The idea that individuals should be given a chance to breed at least once before being caught is neither a necessary nor a sufficient criterion for effective conservation of a resource.
It is not _sufficient_ because a single spawning by every female that reaches reproductive maturity in the absence of fishing will not (in most species) contribute enough eggs to optimize future recruitment. Such a strategy would also raise risks with long-lived species that are adapted to exploit variable environments through long reproductive lives (spanning across the variations). There is also increasing evidence that the quality of the eggs produced by first- time spawners is markedly less than that from older females (in at least some species), plus hints that individuals with prior spawning experience may play essential roles in some spawning behaviours. [Then there are the protogynous hermaphrodites, which have to go through multiple years as spawning females before becoming males.]
For all of those reasons, effective conservation requires that the fishing mortality rate applied to mature adults must be kept within reasonable bounds.
But if fishing mortality is to be limited, there is no absolute requirement to prevent any harvest of juveniles. It is fully possible to have a controlled harvest of young animals, provided that sufficient numbers are allowed to escape so that the spawning population is maintained at an appropriate level.

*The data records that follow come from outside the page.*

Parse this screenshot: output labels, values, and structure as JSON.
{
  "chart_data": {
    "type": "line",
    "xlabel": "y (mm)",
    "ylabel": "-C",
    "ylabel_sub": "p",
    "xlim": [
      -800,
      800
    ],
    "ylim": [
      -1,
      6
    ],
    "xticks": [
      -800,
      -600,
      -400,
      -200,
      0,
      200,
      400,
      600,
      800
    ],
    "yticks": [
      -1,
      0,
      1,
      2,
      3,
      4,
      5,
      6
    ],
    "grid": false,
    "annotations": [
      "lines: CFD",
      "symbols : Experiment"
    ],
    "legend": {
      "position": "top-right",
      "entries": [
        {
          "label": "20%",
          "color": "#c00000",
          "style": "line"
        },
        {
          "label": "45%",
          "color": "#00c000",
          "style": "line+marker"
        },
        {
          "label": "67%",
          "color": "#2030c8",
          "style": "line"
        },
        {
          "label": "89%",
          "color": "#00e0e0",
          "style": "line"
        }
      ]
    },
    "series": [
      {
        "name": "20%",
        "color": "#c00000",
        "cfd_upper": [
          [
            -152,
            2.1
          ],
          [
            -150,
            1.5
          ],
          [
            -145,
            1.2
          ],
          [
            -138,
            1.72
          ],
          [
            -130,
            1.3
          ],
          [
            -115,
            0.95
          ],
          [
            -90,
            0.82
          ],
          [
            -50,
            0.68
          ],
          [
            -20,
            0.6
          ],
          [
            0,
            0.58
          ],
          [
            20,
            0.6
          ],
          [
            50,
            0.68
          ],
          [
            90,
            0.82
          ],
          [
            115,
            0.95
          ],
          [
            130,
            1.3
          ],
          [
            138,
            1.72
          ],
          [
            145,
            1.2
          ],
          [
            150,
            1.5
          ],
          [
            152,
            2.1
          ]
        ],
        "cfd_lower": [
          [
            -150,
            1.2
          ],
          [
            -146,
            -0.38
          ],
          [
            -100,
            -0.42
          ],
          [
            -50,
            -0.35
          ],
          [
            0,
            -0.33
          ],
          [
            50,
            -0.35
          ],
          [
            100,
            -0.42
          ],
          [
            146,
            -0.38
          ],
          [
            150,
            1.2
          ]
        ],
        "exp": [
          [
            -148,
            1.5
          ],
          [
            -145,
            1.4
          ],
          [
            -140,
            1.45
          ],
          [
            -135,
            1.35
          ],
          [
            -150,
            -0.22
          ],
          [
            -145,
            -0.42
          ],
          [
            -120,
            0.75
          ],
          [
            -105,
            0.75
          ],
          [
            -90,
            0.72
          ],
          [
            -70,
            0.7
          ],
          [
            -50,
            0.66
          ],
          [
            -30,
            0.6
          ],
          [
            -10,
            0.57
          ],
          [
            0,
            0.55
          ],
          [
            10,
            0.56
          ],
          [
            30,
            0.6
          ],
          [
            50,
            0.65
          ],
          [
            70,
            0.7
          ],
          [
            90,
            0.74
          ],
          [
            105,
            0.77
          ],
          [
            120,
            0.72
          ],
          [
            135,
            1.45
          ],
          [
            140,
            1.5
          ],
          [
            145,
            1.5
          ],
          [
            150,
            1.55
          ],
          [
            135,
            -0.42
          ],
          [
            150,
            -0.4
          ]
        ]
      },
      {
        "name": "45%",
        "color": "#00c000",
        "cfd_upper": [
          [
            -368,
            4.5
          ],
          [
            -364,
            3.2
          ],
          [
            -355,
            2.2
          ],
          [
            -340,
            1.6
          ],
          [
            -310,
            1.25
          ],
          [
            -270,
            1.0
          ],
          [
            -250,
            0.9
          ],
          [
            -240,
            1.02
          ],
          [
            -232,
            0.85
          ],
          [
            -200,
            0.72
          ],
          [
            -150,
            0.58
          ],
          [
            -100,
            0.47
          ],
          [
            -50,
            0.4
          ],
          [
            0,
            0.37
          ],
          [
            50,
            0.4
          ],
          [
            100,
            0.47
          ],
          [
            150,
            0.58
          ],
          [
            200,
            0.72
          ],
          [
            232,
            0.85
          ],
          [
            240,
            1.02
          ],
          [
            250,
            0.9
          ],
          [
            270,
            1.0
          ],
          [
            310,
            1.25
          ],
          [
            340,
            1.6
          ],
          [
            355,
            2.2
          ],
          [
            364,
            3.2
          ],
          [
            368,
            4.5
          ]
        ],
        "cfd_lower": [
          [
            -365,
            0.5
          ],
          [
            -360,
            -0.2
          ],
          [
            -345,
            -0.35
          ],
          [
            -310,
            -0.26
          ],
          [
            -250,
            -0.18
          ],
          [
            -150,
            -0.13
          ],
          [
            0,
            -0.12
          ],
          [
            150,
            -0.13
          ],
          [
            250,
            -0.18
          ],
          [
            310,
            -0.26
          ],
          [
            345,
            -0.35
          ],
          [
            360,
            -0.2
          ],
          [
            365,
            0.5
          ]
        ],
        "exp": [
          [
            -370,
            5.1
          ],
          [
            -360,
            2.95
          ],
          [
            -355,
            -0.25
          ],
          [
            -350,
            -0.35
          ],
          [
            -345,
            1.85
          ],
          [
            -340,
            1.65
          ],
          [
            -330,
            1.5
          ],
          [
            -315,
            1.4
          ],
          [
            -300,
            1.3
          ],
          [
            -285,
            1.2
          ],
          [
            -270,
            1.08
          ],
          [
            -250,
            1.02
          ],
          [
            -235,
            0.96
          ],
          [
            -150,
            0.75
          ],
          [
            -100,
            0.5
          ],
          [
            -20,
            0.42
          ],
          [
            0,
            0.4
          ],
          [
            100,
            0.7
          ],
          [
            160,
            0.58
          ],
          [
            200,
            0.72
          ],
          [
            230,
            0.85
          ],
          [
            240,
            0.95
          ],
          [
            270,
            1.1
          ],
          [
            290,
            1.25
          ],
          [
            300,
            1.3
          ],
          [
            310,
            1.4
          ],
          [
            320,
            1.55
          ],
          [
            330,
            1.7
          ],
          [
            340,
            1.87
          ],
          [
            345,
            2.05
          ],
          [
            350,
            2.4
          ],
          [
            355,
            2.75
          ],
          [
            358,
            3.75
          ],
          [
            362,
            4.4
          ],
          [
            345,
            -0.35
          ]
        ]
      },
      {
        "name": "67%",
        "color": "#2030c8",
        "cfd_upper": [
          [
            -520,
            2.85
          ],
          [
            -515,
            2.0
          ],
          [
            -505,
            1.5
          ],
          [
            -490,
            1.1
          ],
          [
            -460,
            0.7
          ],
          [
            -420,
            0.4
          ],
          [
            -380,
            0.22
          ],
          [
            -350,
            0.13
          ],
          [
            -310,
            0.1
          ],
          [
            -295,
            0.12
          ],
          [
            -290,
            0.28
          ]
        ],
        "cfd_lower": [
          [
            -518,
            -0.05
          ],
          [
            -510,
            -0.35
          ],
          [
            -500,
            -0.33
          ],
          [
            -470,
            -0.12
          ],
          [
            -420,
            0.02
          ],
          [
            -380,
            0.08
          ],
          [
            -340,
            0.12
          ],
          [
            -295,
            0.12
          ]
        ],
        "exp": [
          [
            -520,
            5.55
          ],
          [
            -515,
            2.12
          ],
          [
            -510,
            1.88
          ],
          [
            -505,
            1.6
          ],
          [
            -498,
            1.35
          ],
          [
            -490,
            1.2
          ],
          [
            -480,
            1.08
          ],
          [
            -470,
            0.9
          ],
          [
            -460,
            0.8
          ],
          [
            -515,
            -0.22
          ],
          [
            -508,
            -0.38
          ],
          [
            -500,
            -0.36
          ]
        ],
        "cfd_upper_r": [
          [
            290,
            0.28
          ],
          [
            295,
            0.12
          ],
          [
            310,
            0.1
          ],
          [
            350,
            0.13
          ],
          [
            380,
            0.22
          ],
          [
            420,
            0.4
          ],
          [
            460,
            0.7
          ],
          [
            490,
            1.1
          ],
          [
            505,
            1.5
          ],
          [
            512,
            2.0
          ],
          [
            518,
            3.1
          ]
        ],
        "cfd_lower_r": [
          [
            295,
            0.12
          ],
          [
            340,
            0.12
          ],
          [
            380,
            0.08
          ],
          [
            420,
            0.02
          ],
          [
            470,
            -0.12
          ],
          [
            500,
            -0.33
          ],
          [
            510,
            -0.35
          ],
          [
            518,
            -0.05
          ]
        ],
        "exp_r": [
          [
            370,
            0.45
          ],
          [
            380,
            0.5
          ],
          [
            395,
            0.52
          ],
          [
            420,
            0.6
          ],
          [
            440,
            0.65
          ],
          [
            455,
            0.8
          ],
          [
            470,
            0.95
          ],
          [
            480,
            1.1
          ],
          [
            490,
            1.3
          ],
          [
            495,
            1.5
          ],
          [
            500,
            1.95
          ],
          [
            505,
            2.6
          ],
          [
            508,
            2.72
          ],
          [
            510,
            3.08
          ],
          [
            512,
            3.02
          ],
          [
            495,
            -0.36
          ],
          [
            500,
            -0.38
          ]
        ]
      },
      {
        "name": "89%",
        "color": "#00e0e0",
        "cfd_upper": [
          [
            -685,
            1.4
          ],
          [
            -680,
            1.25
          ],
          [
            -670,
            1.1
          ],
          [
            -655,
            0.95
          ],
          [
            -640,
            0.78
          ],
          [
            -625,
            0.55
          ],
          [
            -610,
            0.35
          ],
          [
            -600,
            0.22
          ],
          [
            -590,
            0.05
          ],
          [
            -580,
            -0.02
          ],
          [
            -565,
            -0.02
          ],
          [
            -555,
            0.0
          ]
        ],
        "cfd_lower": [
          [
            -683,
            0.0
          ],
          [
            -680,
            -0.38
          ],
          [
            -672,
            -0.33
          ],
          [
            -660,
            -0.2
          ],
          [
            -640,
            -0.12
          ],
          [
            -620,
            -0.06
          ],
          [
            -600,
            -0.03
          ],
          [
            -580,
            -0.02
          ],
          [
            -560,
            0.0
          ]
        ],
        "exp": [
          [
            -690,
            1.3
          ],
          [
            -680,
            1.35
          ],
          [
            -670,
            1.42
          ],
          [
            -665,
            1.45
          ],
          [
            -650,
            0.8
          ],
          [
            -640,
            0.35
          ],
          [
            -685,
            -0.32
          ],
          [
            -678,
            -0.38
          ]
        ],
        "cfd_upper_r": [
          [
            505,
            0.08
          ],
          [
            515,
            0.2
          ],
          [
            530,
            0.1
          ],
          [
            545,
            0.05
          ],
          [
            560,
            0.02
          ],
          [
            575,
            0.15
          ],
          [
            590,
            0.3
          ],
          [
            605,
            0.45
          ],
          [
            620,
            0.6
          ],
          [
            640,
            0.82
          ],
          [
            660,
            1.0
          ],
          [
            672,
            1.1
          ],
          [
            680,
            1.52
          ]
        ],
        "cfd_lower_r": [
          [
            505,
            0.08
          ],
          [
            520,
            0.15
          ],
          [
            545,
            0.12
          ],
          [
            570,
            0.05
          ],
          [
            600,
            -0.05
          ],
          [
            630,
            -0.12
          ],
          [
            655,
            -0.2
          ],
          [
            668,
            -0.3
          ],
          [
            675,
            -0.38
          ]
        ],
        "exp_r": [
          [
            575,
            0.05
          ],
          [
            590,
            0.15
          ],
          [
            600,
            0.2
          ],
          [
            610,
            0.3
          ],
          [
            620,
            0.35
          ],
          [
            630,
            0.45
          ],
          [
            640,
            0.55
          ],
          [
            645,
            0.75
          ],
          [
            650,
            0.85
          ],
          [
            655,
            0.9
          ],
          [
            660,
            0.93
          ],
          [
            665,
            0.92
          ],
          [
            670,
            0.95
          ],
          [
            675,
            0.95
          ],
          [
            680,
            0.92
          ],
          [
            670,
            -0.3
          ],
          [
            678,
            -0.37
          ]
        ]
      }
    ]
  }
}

Hence, the notion of allowing each individual to breed once is not a _necessary_ criterion for effective conservation.
Two extreme examples:
1: Pacific salmon die after spawning once. Any fishery for them must necessarily harvest pre-spawners, yet some of those fisheries (at some times and places) have been and still are examples of excellence in resource conservation.
2: Atlantic Canadian sealers could kill adult seals and devastate the harp seal population as the southern fur seals were once devastated. Instead, they take only new-born pups in numbers that are now (thankfully) tightly controlled. The adult population remains abundant.
For an alternative perspective, consider what happens in an unexploited population of a typical marine teleost: The average lifetime fecundity of a female reaching maturity will vary from species to species but can run up to 100,000,000 eggs or thereabouts. Of all those, on average, only 2 survive to reach maturity in their turn. Hence, whatever we do with our fisheries, the overwhelming majority of individuals will NOT get even one chance to breed. Altering juvenile survival rates by imposing some fishing mortality is not the critical concern. What we need to worry about is the total amount of fishing mortality and its distribution across the resource population.
Yet the notion persists that we should allow each individual to breed before we try to catch it. Indeed, that idea is so persistent, in the face of its obvious logical deficiencies, as to suggest that it is deeply embedded in our own inherited behaviour patterns. It might be interesting to figure out why a bipedal marine predator carries such counter-productive baggage in its DNA -- if, in fact, we do.